Large quantity of sugar in blood can lead to blockage of tiny blood vessels nourishing the retina thereby cutting off blood supply. Because of this eyes attempt to grow new vessels. Sadly, these vessels don't develop properly, thereby leaking blood. The disease affects both the eyes and the best way to prevent it is careful management of diabetes.

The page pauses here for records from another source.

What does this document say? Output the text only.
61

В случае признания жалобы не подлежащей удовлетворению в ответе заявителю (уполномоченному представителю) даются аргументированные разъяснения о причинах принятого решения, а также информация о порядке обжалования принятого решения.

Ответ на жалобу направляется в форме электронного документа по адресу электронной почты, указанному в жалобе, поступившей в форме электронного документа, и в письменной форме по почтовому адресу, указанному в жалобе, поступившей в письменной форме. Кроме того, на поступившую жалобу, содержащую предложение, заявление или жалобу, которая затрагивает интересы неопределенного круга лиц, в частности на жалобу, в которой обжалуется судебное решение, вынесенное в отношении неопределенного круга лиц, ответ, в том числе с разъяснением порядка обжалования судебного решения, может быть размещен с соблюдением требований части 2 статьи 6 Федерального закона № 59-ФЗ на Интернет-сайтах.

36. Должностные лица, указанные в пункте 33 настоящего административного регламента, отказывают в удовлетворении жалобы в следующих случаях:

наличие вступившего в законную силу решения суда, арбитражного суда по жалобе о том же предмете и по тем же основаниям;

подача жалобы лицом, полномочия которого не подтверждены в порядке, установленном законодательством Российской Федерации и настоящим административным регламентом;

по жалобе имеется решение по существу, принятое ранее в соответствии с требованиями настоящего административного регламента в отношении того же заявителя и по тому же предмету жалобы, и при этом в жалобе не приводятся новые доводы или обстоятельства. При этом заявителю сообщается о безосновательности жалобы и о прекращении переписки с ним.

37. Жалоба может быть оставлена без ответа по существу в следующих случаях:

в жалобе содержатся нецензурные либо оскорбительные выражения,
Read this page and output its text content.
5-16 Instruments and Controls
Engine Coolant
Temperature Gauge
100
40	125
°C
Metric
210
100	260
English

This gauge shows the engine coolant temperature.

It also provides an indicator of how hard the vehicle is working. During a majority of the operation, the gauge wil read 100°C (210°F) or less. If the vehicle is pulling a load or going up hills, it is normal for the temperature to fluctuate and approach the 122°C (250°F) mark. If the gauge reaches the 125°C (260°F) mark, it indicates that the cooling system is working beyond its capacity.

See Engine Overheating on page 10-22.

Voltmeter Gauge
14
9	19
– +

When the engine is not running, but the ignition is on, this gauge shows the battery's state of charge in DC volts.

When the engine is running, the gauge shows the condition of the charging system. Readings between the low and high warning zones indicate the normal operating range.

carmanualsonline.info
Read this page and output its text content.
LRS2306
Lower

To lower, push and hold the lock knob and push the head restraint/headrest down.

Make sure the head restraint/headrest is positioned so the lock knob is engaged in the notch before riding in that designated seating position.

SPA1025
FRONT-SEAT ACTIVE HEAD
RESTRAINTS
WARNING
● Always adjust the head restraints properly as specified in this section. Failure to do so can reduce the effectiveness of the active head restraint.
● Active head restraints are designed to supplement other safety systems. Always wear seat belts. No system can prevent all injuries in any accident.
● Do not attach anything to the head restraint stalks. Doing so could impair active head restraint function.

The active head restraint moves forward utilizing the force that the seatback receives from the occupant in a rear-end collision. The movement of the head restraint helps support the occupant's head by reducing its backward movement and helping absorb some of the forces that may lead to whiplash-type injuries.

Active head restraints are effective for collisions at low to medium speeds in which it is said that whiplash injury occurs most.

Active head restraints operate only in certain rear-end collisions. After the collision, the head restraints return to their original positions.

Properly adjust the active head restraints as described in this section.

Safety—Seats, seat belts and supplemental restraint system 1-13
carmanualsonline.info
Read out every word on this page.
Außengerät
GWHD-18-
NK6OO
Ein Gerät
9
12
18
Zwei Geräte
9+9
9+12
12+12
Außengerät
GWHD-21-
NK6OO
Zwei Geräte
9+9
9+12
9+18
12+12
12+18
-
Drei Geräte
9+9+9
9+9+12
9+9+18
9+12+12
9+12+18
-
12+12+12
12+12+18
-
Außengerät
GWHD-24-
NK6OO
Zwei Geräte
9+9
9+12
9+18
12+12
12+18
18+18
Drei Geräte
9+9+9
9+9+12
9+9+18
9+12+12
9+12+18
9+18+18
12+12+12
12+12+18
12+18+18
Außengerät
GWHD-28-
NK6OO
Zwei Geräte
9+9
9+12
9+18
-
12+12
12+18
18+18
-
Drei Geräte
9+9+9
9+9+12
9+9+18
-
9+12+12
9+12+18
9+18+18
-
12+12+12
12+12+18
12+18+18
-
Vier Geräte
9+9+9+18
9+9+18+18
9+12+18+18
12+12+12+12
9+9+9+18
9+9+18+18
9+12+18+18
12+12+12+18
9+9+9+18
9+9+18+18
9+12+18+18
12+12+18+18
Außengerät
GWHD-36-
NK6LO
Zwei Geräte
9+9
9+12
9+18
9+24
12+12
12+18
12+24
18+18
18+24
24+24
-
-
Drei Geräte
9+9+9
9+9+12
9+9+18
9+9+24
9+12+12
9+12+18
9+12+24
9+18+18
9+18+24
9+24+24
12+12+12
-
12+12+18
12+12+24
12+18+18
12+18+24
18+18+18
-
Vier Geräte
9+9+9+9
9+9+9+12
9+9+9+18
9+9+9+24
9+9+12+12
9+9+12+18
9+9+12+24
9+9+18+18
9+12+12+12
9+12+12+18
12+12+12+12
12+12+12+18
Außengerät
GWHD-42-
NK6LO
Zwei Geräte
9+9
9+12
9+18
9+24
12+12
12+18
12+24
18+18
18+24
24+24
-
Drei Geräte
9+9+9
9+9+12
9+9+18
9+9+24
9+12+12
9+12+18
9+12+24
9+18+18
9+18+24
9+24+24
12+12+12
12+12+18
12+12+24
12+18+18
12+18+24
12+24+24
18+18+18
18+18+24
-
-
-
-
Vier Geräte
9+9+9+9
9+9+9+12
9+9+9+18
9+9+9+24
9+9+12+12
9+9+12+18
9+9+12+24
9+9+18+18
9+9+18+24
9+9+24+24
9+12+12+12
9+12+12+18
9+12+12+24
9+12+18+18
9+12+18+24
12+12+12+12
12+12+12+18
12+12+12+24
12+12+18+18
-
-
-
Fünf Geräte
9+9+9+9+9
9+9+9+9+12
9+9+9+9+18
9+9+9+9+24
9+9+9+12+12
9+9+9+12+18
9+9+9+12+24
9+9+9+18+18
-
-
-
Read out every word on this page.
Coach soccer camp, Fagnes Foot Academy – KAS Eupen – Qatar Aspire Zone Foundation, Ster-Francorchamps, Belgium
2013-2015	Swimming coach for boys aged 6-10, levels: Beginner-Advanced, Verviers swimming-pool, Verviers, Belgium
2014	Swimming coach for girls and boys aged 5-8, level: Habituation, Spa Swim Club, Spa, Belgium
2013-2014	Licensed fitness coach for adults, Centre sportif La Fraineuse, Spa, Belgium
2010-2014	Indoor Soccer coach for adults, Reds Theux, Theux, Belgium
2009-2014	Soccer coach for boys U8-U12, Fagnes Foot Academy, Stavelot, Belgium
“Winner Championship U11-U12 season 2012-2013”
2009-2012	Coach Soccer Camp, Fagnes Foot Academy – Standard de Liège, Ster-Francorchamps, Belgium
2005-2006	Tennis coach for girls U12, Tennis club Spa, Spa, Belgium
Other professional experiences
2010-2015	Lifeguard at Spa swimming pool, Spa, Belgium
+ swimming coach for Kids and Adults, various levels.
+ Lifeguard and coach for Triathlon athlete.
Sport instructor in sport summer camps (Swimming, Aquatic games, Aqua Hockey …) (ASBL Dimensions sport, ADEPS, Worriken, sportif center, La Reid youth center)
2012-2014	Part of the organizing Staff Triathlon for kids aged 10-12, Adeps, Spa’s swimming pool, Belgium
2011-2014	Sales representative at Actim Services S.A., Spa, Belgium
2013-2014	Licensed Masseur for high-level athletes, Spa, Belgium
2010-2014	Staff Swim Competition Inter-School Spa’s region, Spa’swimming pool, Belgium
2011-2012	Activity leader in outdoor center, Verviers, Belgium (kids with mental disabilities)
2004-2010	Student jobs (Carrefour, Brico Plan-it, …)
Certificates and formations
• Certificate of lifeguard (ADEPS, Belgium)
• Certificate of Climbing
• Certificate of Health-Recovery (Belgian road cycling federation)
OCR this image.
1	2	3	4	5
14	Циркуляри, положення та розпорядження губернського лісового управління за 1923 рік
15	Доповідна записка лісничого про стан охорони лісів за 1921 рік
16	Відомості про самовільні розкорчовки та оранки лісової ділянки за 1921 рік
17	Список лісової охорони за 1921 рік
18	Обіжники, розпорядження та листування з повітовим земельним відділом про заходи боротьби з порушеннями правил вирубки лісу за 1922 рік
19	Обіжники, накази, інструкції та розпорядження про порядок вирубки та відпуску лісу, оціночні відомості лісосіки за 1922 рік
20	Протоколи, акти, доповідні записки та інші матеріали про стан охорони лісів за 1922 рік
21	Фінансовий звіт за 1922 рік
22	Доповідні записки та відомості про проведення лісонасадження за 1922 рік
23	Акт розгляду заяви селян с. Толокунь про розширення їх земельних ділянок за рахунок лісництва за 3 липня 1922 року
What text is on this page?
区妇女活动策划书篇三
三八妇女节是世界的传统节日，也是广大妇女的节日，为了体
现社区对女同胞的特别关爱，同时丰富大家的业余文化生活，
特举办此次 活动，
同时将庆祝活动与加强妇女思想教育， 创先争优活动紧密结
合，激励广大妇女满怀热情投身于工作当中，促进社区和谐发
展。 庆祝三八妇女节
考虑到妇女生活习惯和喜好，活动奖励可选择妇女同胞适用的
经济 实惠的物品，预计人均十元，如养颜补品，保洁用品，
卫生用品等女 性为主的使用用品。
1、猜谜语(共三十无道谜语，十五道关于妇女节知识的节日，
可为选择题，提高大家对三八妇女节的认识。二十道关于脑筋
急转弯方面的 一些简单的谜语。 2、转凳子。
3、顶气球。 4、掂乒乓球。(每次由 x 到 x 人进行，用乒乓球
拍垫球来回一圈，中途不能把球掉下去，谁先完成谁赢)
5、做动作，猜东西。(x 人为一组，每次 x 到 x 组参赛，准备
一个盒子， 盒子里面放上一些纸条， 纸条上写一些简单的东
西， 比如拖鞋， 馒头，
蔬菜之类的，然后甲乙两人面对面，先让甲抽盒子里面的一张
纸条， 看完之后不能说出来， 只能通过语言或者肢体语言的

Some of the complications of the disease are:

  • Vitreous haemorrhage: The new vessels may bleed into the vitreous, a clear jelly-like substance, in the centre of the eye resulting in floaters and clouding of vision.
  • Retinal detachment: Abnormal number of blood vessels may lead to the growth of scar tissue that pulls the retina away from the eye's back. It may cause severe vision loss.
  • Glaucoma: New blood vessels growing in front part of the eye may interfere with the normal fluid out of the eye thereby elevating the intraocular pressure. This pressure can damage the eye's optic nerve.

Macular Degeneration

Macular degeneration or age-related macular degeneration damages the macula - the central portion of the retina responsible for central vision. Dry and Wet AMD are the two types of the disease.

Causes and risk factors

The exact cause of the disease is not known and it is generally associated with aging. Studies have shown that there is a genetic component to the disease and besides affecting older population, the disease also affects the female population. Strong evidences suggest that smoking is high on the list of risk factors for the disease. Other risk factors include

  • High blood pressure
  • Hyperlidaemia
  • Obesity

There is no cure for macular degeneration, but timely treatment can result in visual improvement or at least retard it’s progression. The earlier the disease is diagnosed the better are the chances of treatment. Eating a balanced diet, protecting eyes from UV rays and quitting smoking are some of the other recommendations by ophthalmologists to control the disease. Nutritional supplements may also be advised.

Retinal Detachment

Retinal detachment needs instant attention failing which it may result in permanent vision loss. It happens when the retina separates from the back of the eye and it needs to be reattached for the eye to function properly. The symptoms of this condition are:

  • Sudden appearance or increase in floaters
  • Distortion of vision
  • Sudden appearance of flashes of light

The condition happens when the retina becomes thin and brittle and pulls away from the underlying layer. It may also be caused due to direct injury to the eye.

The condition can usually be treated effectively through surgery although visual recovery can take weeks to months.